The relaxation of European Union borrowing rules will be "very helpful" to the Government's efforts to deliver the National Development Plan, a top civil servant has said.
Under new Eurostat rules announced on Wednesday, the private sector will be able to borrow to develop State projects without affecting the Government's own debt ratings.
The change should mean that the Government would be able to divert money into projects that were less likely to attract private investment, the secretary general of the Department of Transport, Ms Julie O'Neill, said.
Speaking before the Dáil's Public Accounts Committee, Ms O'Neill said a cross-departmental committee of officials was studying the implications of the Eurostat ruling.
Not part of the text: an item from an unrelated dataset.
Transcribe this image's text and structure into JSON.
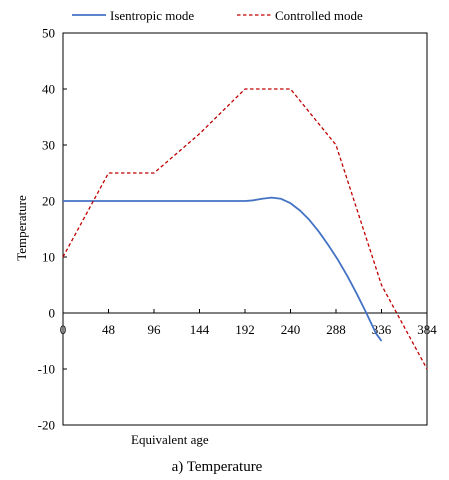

However, private companies would have to bear real risk and be subject to "real and substantial" penalties if they failed to honour any of the terms of a public-private partnership, she said.
Meanwhile, the upgrading of the Red Cow roundabout on the M50 around Dublin will cost €37 million and take two years to complete.
Acknowledging that the work would cause traffic delays, Ms O'Neill said that this was unavoidable. "We can leave things as they are or we can take the short-term pain to make them better," she said.
Inflation in road building contracts was now down to 5 per cent annually, following the negotiation of tighter contracts by the National Roads Authority.
The greater involvement of foreign construction companies had helped to dampen inflationary pressures, she told former Fine Gael leader, Limerick East TD, Mr Michael Noonan.
"I am satisfied now that the arrangements entered into by the NRA on public-private partnerships means that there is a very significant transfer of risk to the private sector," she said.
However, Mr Noonan said the Government must show clearly that privately funded projects were cheaper for the State in the long run, since they will mean tolls in some cases.
The Comptroller and Auditor General, Mr John Purcell, also warned that the Department of Transport had been "at huge risk" of serious fraud during 2002 because of accountancy mistakes.
The Department's finance unit failed to reconcile €1.7 million worth of payments against its bank accounts, Mr Purcell told the Public Accounts Committee, following an audit.
The mistakes occurred, said Ms O'Neill, because the finance unit had been affected by staff losses, illnesses and the disturbance created in the Department in 2002 after the general election.
Mr Purcell told TDs: "There was no loss of public funds here. But it isn't an academic accounting exercise either, because bank reconciliations were not carried out for the best part of a year.
"It left the Department in a vulnerable position. If there had been certain types of fraud it would not have been detected. It was a risk that had to be addressed," he said.